Le notizie che arrivano da Taiwan sembrano irrompere in uno scacchiere già compromesso, ed i precari equilibri tra il blocco atlantico ed il mondo orientale, subiscono l’ennesima forzatura. Ma andiamo per ordine.
Perché Taiwan?
Taiwan è uno Stato insulare il cui nome originale è Repubblica di Cina, e nel corso di centinaia di anni, data la sua posizione, è stata luogo di conquiste e di scontri. Dopo la seconda guerra mondiale, passò dal governo giapponese a quello cinese. Durante la guerra civile cinese, nel 1948, la popolazione di Taiwan riuscì ad approfittarne organizzando sommosse e destituì il governo cinese, autoproclamando la nascita della nuova Repubblica di Cina. Non riconosciuta dall’ONU e neanche dalla repubblica popolare cinese, Taiwan è riconosciuta solo da 13 Paesi al mondo, compreso il Vaticano.
Taiwan è un’importante sito produttivo e manifatturiero, il 90% dei semiconduttori più avanzati provengono dall’isola che conta una popolazione di circa 23 milioni di abitanti. 19°Paese al mondo per volume di scambi commerciali, ha come 5° partner commerciale europeo l’Italia.
Cosa sta succedendo?
Stati Uniti e Cina trovarono il loro primo vero punto di contatto nel famoso accordo di Shangai del 1972 dove venne messo per iscritto che “Taiwan è una regione della Cina ed è ad essa annessa e la liberazione interna a Taiwan è una questione interna della Cina, tutti i presidi americani devono essere ritirati dalla regione“. Dal parte americana veniva asserito nel documento che “Gli Stati Uniti riconoscono che tutti i cinesi, da entrambi i lati dello stretto di Taiwan, ritengono che esista una sola Cina e che Taiwan sia parte della Cina. Il governo degli Stati Uniti non mette in discussione questa posizione e afferma il suo interesse in una risoluzione pacifica della questione di Taiwan da parte degli stessi cinesi“.
Fu così che l’amministrazione Nixon, riconoscendo la questione cinese, ottenne garanzie sulla pacificazione dell’area già scombussolata da disordini interni e conflitti, garantendo anche maggiore sicurezza a Paesi vicini agli Stati Uniti e mantenendo attivi gli scambi economici.
L’America lavora per un Governo indipendente dalla Cina, che abbia riconosciuta la sua autonomia presso l’ONU e le cancellerie di tutto il mondo, intrattenendo rapporti sempre più stretti con il governo di Taipei.

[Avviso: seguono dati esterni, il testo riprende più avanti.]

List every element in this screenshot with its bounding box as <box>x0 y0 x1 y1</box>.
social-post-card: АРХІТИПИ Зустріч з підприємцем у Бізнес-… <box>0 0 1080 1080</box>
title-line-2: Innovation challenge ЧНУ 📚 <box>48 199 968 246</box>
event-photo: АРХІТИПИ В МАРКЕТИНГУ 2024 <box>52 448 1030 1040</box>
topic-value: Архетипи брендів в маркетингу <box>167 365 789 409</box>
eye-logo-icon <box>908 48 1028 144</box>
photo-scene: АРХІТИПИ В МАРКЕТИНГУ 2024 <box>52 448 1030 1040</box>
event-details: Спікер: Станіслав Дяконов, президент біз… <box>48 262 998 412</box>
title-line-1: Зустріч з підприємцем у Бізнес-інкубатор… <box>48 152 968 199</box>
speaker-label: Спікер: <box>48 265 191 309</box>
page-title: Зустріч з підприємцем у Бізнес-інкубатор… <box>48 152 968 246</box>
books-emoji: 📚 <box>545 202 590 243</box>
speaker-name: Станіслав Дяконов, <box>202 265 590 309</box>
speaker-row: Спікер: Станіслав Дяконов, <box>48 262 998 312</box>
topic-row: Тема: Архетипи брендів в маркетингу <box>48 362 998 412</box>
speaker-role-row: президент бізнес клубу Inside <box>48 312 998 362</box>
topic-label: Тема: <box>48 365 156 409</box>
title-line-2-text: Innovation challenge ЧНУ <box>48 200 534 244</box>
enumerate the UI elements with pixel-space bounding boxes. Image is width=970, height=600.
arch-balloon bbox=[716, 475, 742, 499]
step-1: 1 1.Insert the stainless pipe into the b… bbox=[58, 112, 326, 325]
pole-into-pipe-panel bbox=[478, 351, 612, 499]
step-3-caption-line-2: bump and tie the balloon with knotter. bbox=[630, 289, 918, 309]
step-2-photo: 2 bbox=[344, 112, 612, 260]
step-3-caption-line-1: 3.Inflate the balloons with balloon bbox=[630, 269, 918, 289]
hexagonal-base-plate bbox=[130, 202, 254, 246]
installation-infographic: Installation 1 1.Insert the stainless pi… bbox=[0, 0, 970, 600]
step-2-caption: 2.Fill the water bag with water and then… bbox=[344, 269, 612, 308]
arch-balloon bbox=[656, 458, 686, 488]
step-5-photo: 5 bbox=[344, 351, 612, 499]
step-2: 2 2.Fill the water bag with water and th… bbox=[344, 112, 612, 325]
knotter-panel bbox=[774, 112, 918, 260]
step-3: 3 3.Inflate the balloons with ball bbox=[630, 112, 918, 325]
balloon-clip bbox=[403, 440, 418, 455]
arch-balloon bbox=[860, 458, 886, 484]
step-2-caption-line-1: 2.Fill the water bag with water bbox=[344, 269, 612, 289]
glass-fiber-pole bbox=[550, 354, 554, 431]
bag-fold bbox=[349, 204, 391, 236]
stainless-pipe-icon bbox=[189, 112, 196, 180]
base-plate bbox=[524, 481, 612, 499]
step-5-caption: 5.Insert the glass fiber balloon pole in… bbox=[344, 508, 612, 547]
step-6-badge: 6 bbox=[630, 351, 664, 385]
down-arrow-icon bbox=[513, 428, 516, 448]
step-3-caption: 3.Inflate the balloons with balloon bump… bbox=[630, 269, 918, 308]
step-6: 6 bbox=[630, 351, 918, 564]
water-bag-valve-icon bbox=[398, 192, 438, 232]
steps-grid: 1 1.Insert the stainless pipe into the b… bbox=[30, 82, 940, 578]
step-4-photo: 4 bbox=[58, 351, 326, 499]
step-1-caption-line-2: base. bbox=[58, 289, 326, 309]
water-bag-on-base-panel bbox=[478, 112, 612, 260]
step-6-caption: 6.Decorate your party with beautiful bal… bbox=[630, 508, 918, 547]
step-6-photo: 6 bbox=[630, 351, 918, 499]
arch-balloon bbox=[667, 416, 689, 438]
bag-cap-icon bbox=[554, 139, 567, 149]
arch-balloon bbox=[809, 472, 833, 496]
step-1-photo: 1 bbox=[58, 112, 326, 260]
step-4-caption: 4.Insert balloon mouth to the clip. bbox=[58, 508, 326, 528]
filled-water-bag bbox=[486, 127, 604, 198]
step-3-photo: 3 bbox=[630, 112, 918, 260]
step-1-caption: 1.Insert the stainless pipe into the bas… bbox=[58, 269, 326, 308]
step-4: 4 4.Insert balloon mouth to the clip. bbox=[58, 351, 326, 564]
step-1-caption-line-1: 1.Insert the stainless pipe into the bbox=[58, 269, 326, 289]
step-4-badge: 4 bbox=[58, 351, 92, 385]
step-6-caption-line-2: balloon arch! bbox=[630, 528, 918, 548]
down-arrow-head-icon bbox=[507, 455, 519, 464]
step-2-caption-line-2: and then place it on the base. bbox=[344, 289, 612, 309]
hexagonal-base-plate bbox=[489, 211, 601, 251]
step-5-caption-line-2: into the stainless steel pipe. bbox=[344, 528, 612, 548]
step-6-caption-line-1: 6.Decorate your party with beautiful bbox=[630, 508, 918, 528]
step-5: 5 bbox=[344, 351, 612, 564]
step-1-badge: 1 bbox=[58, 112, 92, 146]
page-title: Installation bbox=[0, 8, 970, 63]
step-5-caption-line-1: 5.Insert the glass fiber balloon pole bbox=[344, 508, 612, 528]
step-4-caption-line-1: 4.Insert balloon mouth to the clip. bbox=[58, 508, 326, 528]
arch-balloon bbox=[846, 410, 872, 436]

Un lavoro che anche gli americani definiscono “chiara violazione dello spirito del comunicato di Shanghai“.
Cosa succederà?
La presidente della Camera dei rappresentanti degli Stati Uniti, Nancy Pelosi, ha fatto visita al Parlamento di Taipei, creando imbarazzo tra diplomatici e delegazioni, ma a ben vedere, dopo la conversazione in video chiamata di Biden ed il presidente cinese, in cui Xi Jinping ha letteralmente detto “se giocate con il fuoco, finirete col bruciarvi”, quella americana, sembra una provocazione a stelle e strisce. Il Presidente americano, per non dare sostegno ad una missione per nome e conto del governo americano, avrebbe potuto negare il cerimoniale ed il volo di Stato alla terza carica USA. Così non è stato, ed i nervi ora sono tesissimi.
Non è chiaro perciò l’intento della Casa Bianca, ma è certo che abbia aperto una crisi molto grave. La Cina ha iniziato delle esercitazioni militari nelle acque di Taiwan ed il governo di Taipei si dice molto preoccupato e ha predisposto i relativi sistemi di Difesa e allertato i reparti pronti al combattimento.
E’ evidente che lo scenario sia inquietante e che polarizzi e distanzi i due blocchi contrapposti: da una parte la Cina si avvicina ulteriormente alla Russia, dall’altra gli Stati Uniti ammiccano al Giappone e continuano tramite il segretario generale della NATO ad infittire la rete di relazioni diplomatiche con nuovi possibili ingressi nell’alleanza.
Una pedina in più in uno scacchiere impazzito, in cui, con sempre più astuzie e meno trattati, si cerca di spostare l’equilibrio da una o dall’altra parte.